I found the tacky German postcard at the Mount Vernon Antique Center while on a tacky quest. The Tacky Treasures Road Show is coming up soon, and I hoped that day for a big find. And in fact, I did find something fabulously tacky, but unfortunately it was way out of my price range. It was a stuffed macaque monkey in its own glass display case, holding a small ceramic pitcher and a red wine glass. The sticker price was an unbelievable $3,500.00. Even when the sales person said helpfully, “It’s 30% off today,” there was no way that I could afford it. On the other hand, at that price, I don’t think it’s going anywhere soon, and I might just head back to Mt. Vernon one of these days to visit it. Unfortunately, I do not have a photo of the monkey worth posting. My cellphone camera is horrible, and most antique malls actually forbid the use of cameras. The only reason I took a shot of the monkey with my phone was in case someone doubted my story and I needed proof.

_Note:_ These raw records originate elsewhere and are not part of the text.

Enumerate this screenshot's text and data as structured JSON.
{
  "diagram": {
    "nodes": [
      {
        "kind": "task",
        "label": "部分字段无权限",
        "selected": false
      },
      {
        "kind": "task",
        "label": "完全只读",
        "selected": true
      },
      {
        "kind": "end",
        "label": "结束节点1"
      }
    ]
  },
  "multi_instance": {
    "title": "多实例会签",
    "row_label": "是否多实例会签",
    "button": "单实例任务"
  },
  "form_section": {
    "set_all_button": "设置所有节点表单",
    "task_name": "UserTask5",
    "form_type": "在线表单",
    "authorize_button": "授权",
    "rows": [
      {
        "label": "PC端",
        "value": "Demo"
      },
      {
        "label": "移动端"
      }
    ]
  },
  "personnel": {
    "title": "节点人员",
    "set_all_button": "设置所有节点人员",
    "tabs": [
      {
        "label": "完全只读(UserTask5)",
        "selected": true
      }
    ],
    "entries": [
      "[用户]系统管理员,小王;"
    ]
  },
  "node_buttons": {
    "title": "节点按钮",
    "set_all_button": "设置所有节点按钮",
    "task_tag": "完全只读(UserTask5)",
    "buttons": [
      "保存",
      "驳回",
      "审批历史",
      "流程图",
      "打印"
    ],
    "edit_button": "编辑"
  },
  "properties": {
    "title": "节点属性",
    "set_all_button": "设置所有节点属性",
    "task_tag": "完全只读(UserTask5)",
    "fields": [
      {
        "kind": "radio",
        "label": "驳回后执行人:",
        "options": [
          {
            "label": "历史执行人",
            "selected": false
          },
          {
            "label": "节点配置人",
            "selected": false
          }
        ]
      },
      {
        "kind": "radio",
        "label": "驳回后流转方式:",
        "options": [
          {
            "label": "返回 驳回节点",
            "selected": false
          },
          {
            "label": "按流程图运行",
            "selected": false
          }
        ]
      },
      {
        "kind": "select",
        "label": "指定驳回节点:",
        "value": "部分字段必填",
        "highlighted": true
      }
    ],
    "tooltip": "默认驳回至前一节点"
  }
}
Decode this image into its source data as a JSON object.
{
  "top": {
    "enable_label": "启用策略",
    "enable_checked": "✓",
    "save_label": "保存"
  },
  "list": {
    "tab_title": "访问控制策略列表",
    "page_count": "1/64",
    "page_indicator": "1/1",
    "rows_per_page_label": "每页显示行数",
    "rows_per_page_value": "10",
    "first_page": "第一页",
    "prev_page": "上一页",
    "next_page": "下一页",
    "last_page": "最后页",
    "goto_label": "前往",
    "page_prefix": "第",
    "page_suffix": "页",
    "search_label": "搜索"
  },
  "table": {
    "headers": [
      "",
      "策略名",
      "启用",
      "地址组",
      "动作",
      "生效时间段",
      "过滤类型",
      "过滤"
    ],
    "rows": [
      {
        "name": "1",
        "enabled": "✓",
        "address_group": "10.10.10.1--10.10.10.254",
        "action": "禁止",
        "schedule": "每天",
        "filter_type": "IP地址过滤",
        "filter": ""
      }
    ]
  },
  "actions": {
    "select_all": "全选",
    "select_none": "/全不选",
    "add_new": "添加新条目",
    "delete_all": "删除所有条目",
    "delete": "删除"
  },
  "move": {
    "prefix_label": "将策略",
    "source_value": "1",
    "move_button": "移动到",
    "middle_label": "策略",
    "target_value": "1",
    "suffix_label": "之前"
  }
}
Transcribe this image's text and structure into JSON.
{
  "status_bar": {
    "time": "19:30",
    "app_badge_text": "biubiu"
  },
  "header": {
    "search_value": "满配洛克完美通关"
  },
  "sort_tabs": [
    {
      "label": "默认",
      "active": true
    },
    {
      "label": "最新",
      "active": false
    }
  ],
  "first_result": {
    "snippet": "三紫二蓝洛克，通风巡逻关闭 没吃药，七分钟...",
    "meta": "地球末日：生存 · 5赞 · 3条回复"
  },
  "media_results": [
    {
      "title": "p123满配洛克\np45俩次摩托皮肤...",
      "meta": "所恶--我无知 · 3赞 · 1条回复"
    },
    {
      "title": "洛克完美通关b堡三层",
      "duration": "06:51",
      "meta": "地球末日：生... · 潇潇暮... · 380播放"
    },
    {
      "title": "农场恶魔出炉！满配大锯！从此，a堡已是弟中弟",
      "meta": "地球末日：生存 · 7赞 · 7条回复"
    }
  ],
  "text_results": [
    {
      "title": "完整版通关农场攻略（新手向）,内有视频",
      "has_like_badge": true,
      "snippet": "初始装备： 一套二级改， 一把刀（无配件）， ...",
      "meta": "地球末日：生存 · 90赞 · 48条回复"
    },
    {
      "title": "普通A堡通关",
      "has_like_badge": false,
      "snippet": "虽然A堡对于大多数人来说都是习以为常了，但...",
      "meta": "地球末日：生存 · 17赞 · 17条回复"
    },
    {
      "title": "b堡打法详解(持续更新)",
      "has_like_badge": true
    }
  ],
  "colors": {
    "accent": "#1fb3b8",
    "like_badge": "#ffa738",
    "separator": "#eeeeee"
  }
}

Back to the tacky German postcard…it’s now on display in my downstairs bathroom with rest of my toilet and outhouse collection. Thanks to John Heins for the translation of the caption of the postcard.
Smoking Elephant Cigarette Dispenser, purchased at Unique Thrift in Hillandale, Maryland, February 2012
Maybe this is enough to make a smoker quit. Seeing a cigarette coming out of an elephant’s butt should make anyone reconsider their dirty habit. I have similar dispenser which dispenses cigarettes out of a donkey’s butt, so now my collection is officially bi-partisan.
The wooden donkey cigarette dispenser was hand-made in America, and it still works. This elephant is made of cheap plastic, and was already broken when I bought it. If it weren’t for the cool illustration on the box, I wouldn’t have come home with it at all.